The second was one of those “Hah! This will never happen” kind of tests I threw out there: I said, “Okay, if this is really what God wants from us, then I will have an opportunity to go to Africa and work in an orphanage before we move.”
Again, this was completely random. NOT the kind of thought I usually have. So when I said it, it was like in one of those old fashioned mystery stories, “duh Duh DUH!”
Again, this is one of those hard-to-believe things, so unreal that even typing it here makes me positive no one else will believe it. My husband and I attended two churches at the time: One where we served in the children’s ministry, but because we served during both services, we never got to actually worship, and the other we attended on Sunday nights to worship.
On the Sunday night that followed my offhanded pronouncement, there was a presentation of the summer mission trips and one was to Uganda to work with a ministry that–and I swear this is true–had a Fashion Design School in Kabale where they taught girls to knit, to sew, to make patterns, to tailor.
Now. Obviously, you know me by now. You know my love of craftiness. This was for me.
By July I was on a plane to Uganda while my husband took his Bar Exam.

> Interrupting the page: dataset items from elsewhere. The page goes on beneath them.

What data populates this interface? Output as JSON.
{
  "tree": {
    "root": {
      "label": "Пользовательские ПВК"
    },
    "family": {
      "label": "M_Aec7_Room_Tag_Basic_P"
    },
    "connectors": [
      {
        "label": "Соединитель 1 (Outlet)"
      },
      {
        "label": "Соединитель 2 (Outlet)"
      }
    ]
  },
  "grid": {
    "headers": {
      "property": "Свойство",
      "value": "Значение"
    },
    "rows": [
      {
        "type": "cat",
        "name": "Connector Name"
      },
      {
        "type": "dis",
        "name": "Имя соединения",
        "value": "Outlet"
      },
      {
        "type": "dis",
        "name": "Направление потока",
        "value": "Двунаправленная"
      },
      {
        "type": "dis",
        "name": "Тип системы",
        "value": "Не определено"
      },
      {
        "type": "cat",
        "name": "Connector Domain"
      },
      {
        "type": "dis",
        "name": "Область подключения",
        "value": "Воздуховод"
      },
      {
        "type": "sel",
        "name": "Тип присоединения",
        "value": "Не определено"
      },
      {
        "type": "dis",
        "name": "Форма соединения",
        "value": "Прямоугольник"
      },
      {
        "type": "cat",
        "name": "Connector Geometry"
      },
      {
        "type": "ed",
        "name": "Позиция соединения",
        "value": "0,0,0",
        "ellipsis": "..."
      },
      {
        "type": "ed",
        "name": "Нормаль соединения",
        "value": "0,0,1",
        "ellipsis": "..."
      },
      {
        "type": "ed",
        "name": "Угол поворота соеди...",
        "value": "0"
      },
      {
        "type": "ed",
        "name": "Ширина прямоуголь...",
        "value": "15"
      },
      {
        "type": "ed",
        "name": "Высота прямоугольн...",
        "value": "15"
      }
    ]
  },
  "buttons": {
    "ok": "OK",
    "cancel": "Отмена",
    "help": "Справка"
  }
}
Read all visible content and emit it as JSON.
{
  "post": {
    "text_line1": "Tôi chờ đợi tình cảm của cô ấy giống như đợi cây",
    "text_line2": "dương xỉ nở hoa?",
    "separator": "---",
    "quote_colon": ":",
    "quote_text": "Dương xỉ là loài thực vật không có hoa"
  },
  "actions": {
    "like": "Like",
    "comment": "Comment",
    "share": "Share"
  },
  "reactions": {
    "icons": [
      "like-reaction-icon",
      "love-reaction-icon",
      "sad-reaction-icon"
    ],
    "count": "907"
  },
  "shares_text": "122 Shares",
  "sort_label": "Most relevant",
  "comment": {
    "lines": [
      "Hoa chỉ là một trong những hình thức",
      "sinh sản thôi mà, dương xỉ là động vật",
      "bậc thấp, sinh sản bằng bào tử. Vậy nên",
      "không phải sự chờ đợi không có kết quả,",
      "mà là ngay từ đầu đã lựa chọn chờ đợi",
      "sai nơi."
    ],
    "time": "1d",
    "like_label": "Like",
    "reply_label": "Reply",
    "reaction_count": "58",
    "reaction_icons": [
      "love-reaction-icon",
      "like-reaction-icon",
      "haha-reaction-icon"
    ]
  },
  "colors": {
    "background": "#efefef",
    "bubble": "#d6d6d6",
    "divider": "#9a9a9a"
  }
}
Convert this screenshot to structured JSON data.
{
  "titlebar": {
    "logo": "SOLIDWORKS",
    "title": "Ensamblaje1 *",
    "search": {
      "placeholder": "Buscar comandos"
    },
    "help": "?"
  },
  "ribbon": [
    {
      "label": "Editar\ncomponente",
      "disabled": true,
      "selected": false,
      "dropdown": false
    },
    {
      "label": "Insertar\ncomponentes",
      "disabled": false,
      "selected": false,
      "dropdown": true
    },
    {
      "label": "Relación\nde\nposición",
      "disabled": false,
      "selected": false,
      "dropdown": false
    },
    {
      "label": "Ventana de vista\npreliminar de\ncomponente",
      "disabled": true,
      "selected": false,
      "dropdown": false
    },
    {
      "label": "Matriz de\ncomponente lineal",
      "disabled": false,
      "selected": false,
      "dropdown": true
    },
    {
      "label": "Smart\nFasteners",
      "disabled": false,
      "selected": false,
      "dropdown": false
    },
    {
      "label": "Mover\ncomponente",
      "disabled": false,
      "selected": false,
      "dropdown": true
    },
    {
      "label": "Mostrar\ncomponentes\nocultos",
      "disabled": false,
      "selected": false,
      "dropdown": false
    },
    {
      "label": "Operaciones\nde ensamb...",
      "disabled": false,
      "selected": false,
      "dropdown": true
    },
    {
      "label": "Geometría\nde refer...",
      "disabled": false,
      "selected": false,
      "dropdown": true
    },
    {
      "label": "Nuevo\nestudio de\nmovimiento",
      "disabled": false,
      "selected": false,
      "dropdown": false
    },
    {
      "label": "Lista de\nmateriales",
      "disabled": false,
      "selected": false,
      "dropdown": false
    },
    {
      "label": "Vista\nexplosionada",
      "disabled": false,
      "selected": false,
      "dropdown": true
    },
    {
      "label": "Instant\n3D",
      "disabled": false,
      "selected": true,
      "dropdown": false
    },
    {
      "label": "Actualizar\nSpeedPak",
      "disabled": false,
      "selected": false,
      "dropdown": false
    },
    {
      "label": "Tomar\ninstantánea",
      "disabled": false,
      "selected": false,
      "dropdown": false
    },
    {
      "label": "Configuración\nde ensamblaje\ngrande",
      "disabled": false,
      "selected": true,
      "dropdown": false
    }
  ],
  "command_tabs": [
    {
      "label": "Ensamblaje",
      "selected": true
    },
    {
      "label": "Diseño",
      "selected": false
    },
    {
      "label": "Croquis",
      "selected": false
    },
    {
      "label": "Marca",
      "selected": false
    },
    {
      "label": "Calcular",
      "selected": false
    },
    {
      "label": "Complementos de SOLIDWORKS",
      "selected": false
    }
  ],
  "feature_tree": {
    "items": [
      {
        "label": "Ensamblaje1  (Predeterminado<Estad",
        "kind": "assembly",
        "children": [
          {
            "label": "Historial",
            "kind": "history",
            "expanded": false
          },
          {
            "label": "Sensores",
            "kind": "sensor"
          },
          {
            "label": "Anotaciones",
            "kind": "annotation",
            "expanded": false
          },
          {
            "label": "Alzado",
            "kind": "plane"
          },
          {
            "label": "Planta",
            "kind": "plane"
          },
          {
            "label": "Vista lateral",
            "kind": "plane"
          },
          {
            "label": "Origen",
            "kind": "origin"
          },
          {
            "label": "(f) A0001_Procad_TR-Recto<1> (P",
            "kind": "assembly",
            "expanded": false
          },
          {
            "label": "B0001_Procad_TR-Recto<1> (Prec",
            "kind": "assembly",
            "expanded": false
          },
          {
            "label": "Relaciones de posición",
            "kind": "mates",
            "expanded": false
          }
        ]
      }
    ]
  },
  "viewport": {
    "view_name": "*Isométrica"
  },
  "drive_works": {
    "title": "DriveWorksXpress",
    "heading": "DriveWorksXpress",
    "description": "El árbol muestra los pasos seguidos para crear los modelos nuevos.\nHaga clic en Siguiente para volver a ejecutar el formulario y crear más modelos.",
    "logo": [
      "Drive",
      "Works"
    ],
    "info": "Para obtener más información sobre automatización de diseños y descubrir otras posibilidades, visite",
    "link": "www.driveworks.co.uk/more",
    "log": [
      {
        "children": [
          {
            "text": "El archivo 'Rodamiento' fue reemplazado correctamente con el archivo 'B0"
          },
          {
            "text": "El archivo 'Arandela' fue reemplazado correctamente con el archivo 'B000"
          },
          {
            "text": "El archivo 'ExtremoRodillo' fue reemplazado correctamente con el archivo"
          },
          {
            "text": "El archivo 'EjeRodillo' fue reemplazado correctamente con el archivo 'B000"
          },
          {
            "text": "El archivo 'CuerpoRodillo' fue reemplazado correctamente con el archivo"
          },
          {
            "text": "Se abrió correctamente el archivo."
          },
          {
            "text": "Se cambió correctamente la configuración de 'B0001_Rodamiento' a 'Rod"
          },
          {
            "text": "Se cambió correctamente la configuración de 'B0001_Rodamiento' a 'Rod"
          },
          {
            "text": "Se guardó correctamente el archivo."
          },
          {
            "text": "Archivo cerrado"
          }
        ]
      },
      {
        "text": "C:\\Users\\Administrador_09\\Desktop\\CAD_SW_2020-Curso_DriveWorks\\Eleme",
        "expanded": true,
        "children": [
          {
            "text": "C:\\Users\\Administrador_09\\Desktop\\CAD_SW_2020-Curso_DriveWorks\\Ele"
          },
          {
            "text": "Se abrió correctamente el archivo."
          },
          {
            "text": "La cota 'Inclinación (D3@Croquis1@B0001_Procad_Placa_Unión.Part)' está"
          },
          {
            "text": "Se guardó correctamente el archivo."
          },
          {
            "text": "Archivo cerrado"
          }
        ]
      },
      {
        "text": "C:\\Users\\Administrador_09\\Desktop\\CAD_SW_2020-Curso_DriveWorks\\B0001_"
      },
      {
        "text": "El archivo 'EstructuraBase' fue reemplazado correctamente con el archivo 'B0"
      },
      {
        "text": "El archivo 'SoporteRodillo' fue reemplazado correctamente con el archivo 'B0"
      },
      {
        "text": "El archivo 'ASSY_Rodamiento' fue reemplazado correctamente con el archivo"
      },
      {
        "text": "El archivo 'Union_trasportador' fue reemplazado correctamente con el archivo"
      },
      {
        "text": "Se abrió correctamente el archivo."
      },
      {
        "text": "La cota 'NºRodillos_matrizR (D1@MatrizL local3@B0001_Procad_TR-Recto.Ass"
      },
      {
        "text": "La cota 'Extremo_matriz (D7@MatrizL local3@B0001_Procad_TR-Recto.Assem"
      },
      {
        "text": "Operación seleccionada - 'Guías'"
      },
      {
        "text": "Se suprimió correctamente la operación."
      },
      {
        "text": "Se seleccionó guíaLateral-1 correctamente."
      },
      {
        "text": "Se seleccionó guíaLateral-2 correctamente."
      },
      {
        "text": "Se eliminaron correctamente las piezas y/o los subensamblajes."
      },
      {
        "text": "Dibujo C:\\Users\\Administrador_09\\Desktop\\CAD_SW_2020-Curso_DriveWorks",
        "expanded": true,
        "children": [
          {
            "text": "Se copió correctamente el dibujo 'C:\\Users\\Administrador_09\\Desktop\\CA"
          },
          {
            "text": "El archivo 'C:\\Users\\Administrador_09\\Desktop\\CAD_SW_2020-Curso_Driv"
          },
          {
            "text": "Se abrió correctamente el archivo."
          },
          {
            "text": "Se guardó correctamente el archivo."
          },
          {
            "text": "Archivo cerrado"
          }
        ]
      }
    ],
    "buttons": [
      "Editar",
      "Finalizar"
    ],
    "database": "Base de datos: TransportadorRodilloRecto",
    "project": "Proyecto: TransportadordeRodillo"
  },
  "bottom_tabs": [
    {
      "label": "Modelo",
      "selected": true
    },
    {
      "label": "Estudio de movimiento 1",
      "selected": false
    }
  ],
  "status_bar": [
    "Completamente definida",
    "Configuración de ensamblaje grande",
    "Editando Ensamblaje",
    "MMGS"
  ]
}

The sewing machine finds a home
We spent a few days in Kabale, where my sewing machine found its new home, then went to Mbarara, a mid-sized city, then drove what seemed like a lifetime to Kishanje Village, an itty bitty, tiny little village. With no electricity in the mountains, just across a lake from Rwanda and down the hill from Congo. There we were going to help build a school.
My joy was in spending time with the children of the village, some orphans, some not. All very very very poor. My heart yearned to provide for each one of them, but in the end, they provided for me.
I am not a hiker
I am not an outdoorsy kinda gal. I am an indoorsy kinda gal. Not as though this should come as a surprise to you.
One day, one of the kids said “let’s go to the lake!” I hadn’t known there was a lake. Ever amenable, I said, “Okay, let’s!”
I AM NOT A HIKER. I just want to make sure you understand that. But what is a “walk” in the hill country to get to a lake for some is a two hour nightmare for another.
However, one of the children, a boy of about nine named Pai, said, “Don’t worry Mirembe,” (Mirembe was my Rukiga name, the name they gave me that means “Peace”) “…just watch my feet.” Then, he added imperiously, “But sing, Mirembe. I like it when you sing.”
You aren’t singing
Pai’s feet looked about how you would imagine them. This was a little boy who had probably never worn a pair of shoes in his life. They looked like hardened tree bark. For two hours, every time Pai would remove his foot, I would put my foot where he had just left. For two hours, through rivers, forest, landslides (not exaggerating. I wish I were!). And I sang.
When the path would become treacherous, Pai would slow down and scold me, “Mirembe, you aren’t singing!”
Oddly, I was not afraid. I knew we would make it. Pai, although just a child, had done this dozens of times. I was singing, and that has always been what holds me together.
When we arrived at the lake, the aforementioned lake across from which you can see Rwanda on the other side, it was the most breathtaking view…I wish I had photos. I wish I had photos, but nothing will ever do that view justice: not after two hours of following in the footsteps of a little boy with hardened tree bark for feet who liked it when I sang.
Keep singing
I have thought about this hike a million times over the years. Every time I get something new out of it. But the most important life lesson has been this: my job is not to know the way. My job is just to follow the footholds laid out for me and to keep singing.
I may not know you, or what is going on in your life. But I know that if you pay careful attention, God wants to show you every single place to put your feet. He knows the way, the mountains, the valleys, the rivers, the landslides.
And keep singing. He likes it when you sing.